CHK1 mRNA and protein are highly expressed in neuroblastoma. (A) mRNA expression profiling of 100 neuroblastoma diagnostic tumors showed that CHK1 is overexpressed in HR tumors compared with LR tumors (Left) and in MYCN-amplified tumors compared with MYCN NA tumors (Right) (mean ± SEM). HR, high-risk; LR, low-risk; NA, single-copy. (B) CHK1 mRNA expression by real-time PCR demonstrates that CHK1 is overexpressed in neuroblastoma cell lines and embryonal tissues compared with adult tissues. (C) Western blot with constitutive phosphorylation of CHK1 Ser296 and Ser345 in neuroblastoma cell lines compared with control cell lines. (D) Western blot of phosphorylation of CHK1 Ser296 and Ser345 and CHK1 in neuroblastoma primary tumors. A, genomic amplification of MYCN (samples 260 and 1,129). Each of the two blots (blot 1 and blot 2) had four low/intermediate-risk and four high-risk tumors run in parallel. Fig.

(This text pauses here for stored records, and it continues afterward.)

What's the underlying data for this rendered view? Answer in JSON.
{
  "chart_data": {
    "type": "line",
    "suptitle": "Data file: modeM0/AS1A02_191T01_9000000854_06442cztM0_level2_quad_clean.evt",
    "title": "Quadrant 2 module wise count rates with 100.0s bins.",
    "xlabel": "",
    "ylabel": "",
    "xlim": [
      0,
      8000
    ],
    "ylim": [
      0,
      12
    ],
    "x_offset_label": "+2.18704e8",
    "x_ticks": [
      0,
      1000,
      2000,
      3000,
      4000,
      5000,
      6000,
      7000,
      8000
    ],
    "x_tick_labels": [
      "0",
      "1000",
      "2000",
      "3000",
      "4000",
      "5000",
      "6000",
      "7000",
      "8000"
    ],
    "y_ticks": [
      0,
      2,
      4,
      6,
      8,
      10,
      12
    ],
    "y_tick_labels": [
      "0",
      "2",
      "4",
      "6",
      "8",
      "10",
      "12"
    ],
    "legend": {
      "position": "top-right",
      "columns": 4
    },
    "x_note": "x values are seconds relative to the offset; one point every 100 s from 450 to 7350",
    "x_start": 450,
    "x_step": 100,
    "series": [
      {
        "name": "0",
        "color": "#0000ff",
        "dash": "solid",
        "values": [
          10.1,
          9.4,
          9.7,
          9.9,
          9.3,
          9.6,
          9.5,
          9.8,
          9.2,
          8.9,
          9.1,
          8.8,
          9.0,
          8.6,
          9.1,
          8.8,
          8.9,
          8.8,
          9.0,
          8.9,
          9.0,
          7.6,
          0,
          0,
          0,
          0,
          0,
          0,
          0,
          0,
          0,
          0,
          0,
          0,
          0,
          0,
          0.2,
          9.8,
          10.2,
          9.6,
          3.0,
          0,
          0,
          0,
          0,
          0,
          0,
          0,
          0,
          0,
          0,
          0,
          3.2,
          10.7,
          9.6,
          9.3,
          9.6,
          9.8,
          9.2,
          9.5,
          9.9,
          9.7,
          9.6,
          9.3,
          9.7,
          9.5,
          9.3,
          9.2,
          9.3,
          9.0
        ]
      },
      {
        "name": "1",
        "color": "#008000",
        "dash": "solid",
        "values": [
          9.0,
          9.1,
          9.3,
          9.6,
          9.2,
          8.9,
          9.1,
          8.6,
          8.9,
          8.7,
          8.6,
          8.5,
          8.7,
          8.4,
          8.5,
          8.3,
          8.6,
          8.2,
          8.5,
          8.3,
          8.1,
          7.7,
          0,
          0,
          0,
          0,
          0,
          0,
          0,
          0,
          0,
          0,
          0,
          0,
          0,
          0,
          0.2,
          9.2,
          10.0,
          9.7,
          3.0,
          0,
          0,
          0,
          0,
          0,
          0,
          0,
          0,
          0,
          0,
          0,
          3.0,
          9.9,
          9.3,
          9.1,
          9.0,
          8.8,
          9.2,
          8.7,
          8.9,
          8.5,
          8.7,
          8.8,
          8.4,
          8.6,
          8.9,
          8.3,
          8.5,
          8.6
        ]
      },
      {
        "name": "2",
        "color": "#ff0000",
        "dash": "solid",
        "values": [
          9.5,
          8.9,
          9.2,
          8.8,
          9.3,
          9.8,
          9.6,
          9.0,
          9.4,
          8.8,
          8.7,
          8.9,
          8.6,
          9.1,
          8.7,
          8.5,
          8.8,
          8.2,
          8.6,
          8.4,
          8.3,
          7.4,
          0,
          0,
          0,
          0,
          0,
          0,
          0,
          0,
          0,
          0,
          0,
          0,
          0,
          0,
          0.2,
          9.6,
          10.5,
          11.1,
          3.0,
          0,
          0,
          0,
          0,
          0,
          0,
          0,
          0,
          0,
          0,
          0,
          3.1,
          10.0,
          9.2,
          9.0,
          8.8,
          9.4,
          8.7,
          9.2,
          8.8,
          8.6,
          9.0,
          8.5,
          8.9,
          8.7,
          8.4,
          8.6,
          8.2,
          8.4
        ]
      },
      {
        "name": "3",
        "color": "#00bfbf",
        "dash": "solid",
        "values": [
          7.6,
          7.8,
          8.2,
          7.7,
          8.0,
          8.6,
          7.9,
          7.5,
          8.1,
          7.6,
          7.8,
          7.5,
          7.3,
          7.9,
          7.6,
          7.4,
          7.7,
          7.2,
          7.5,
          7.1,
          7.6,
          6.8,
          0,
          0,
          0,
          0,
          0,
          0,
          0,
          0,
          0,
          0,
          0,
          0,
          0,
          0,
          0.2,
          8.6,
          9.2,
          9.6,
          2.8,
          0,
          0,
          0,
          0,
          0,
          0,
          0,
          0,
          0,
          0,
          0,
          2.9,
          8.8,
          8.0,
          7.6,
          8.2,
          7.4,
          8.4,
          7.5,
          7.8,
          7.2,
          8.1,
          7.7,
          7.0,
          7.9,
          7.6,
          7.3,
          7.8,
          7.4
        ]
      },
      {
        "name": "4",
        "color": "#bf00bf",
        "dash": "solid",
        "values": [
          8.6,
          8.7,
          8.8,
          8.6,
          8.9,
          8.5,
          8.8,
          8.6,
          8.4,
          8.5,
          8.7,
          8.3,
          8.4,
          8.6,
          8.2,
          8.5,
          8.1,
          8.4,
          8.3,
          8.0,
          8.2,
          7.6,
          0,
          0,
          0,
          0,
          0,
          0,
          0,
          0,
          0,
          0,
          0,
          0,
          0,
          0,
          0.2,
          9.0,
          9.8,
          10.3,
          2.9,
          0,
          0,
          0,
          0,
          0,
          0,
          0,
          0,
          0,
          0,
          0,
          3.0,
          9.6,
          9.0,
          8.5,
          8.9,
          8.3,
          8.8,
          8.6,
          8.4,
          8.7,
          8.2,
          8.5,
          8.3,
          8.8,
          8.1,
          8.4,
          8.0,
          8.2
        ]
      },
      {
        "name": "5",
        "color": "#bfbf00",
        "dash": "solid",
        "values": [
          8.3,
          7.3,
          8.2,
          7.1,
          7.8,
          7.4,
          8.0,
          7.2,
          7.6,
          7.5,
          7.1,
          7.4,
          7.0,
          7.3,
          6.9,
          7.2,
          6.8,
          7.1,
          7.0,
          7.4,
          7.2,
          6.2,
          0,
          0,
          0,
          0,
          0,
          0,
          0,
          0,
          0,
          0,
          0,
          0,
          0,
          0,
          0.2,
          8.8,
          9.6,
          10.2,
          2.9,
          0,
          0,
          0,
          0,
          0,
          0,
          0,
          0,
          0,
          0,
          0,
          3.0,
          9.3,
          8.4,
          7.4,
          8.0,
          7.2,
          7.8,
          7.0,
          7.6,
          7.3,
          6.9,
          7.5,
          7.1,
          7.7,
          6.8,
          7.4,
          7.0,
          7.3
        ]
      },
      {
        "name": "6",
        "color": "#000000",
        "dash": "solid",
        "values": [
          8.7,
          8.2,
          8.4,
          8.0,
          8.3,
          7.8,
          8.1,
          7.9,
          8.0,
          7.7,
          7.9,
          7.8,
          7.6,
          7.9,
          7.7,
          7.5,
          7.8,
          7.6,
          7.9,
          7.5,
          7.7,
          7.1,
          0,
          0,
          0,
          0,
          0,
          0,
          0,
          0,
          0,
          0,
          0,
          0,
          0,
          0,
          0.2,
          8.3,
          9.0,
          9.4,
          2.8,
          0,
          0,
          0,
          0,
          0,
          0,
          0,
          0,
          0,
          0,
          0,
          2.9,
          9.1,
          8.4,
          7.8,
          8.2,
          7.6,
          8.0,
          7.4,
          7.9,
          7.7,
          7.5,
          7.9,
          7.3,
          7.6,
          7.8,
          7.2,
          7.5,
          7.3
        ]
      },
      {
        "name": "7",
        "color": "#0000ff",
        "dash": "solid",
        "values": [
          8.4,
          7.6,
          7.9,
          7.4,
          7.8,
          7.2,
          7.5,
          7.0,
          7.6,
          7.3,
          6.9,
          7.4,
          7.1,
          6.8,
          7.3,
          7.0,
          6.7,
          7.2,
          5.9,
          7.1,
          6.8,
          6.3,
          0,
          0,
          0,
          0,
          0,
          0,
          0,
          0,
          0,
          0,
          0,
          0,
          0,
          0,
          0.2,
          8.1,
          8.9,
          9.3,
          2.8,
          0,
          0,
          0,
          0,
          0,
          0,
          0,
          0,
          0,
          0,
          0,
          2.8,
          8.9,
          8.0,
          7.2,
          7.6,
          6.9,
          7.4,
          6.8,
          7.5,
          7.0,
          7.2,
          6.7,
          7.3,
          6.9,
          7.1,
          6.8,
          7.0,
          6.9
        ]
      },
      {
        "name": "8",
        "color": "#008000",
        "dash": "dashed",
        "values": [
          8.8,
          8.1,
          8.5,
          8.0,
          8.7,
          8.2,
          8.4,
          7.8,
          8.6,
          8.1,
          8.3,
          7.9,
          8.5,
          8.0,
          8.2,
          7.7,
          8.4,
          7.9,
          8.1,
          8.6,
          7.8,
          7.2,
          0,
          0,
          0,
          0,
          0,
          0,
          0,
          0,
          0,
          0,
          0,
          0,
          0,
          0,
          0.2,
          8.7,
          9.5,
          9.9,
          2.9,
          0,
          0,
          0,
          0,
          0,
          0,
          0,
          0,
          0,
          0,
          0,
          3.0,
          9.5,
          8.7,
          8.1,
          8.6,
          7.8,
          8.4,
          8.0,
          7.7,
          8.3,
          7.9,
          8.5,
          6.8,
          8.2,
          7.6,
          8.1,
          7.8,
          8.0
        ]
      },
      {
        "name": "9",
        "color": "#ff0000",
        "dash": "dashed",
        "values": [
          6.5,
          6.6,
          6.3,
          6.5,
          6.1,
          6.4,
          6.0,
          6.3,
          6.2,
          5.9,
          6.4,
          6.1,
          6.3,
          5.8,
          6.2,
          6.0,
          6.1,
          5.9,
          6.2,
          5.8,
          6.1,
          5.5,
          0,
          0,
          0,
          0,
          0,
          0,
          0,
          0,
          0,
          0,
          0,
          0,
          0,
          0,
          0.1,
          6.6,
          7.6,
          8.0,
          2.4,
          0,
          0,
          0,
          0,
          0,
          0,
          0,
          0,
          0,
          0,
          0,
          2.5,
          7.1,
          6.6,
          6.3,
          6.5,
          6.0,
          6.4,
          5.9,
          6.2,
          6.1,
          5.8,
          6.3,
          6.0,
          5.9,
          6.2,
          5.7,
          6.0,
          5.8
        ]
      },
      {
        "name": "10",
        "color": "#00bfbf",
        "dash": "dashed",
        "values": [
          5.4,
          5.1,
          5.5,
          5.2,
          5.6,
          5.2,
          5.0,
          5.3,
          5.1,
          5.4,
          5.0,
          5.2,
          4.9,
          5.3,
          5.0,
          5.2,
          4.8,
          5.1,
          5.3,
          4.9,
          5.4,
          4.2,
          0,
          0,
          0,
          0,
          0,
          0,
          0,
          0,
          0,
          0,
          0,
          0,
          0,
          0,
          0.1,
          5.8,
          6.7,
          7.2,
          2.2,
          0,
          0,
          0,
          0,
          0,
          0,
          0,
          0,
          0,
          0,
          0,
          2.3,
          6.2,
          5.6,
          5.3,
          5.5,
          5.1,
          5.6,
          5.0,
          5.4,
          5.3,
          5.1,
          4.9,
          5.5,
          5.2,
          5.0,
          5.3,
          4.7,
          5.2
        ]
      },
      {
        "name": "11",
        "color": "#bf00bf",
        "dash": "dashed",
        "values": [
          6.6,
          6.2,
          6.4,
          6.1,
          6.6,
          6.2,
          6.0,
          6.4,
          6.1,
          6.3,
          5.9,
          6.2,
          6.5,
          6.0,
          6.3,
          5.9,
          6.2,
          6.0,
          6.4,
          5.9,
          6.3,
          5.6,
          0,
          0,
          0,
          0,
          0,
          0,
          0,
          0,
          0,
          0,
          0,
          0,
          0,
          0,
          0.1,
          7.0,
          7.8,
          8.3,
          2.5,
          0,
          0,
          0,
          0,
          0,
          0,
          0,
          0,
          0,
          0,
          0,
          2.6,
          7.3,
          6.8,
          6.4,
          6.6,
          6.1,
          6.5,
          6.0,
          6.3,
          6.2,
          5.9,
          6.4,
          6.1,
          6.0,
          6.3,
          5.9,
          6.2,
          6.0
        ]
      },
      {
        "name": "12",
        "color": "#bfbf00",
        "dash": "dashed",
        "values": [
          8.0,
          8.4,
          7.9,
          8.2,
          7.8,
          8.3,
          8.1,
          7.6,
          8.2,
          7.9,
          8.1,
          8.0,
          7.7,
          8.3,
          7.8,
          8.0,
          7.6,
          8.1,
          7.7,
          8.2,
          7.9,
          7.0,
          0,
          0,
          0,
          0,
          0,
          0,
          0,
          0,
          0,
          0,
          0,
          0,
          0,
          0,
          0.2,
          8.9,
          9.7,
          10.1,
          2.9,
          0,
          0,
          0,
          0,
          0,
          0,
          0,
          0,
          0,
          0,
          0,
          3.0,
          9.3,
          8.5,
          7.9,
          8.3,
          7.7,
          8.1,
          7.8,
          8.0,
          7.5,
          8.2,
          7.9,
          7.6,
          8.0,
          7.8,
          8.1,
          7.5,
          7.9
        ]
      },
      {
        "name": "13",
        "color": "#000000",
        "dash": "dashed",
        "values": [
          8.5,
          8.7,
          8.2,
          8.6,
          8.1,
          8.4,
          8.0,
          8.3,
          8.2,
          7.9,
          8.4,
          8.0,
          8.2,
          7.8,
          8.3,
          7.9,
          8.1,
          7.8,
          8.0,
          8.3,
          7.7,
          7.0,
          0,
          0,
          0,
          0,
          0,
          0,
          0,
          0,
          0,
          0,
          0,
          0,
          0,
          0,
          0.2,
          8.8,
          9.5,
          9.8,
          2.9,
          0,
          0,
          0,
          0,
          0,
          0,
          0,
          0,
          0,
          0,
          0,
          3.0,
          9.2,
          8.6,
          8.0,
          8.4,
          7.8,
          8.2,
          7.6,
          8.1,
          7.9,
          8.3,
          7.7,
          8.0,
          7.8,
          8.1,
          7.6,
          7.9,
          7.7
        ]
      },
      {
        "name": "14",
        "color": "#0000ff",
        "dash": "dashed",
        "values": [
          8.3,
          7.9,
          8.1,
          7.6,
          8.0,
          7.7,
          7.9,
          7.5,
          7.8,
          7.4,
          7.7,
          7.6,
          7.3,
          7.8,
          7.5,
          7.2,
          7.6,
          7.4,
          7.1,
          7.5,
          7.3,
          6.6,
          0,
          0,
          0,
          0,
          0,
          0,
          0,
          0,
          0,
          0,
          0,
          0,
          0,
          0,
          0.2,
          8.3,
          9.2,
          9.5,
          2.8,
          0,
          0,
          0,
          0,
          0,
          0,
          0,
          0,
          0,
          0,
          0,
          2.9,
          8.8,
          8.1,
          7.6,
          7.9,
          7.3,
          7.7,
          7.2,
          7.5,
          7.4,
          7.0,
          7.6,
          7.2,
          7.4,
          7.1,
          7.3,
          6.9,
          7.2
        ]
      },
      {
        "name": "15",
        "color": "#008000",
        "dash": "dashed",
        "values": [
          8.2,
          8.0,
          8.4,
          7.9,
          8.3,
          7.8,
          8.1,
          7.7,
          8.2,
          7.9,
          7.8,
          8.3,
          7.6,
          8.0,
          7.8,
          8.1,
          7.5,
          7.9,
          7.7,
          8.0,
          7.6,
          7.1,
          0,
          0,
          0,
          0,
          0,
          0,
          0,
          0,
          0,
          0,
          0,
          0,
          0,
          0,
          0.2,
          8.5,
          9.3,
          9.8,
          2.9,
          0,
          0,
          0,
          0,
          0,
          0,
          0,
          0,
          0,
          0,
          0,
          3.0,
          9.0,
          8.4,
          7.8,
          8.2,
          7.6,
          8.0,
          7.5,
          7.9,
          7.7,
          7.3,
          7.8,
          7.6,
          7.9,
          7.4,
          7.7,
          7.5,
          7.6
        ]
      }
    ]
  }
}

S6 shows the original order of blot 1, and blot 2 is ordered as in the figure.

Fig. 4.

Pharmacologic inhibition of CHK1 is potent in neuroblastoma cells with activated CHK1. (A) Three dose–response curves of SB in neuroblastoma cell lines. (B) Western blots of CHK1 Ser296 from KELLY, SKNAS, and DAOY cells treated with 500 nM TCS or SB for 48 h. (C) Five mice per cohort bearing NB1691 xenografts are treated with vehicle or with the CHK1 inhibitor PF-00477736 at a dose of 4, 10, or 20 mg/kg twice daily, and relative tumor volumes are determined on day 2 (mean ± SEM). (D) Mice bearing NB1643 xenografts are treated daily with 10 mg/kg of the CHK1 inhibitor PF-00477736 for 14 d, and tumor volumes are shown (mean ± SEM).

Fig. 5.

CHK1 is phosphorylated in response to MYCN activation, and CHK1 inhibition causes apoptosis and replication arrest. (A) Treatment of the neuroblastoma cell lines SKNAS and KELLY with the CHK1 inhibitor SB (500 nM) decreased cellular viability by >50% (average ± SD; P < 0.0001), whereas the control RPE-1 cells are viable. (B) CHK1 inhibition by TCS and SB caused significant apoptosis in KELLY cells by 48 h as determined by annexin/PI staining. (C) Representative cell cycle histogram by PI staining demonstrated that CHK1 inhibited by TCS in neuroblastoma KELLY cells harvested at 48 h after treatment are arrested during replication compared with control (P < 0.0001), whereas there is no S-phase arrest in RPE1 cells. (D) Western blot of CHK1 Ser296, total CHK1, MYCN-ER (as analyzed by an anti-MYCN and an anti-ER antibody, 90 kDa), and actin in RPE1–MYCN-ER or parental RPE1 cells with and without MYCN-ER activation by 4-OHT. (E) There is a significant decrease (P = 0.001) in cellular growth after CHK1 inhibition by PF-00477736 (PF-736) only in RPE1 cells with activated MYCN (RPE1–MYCN-ER treated with 4-OHT).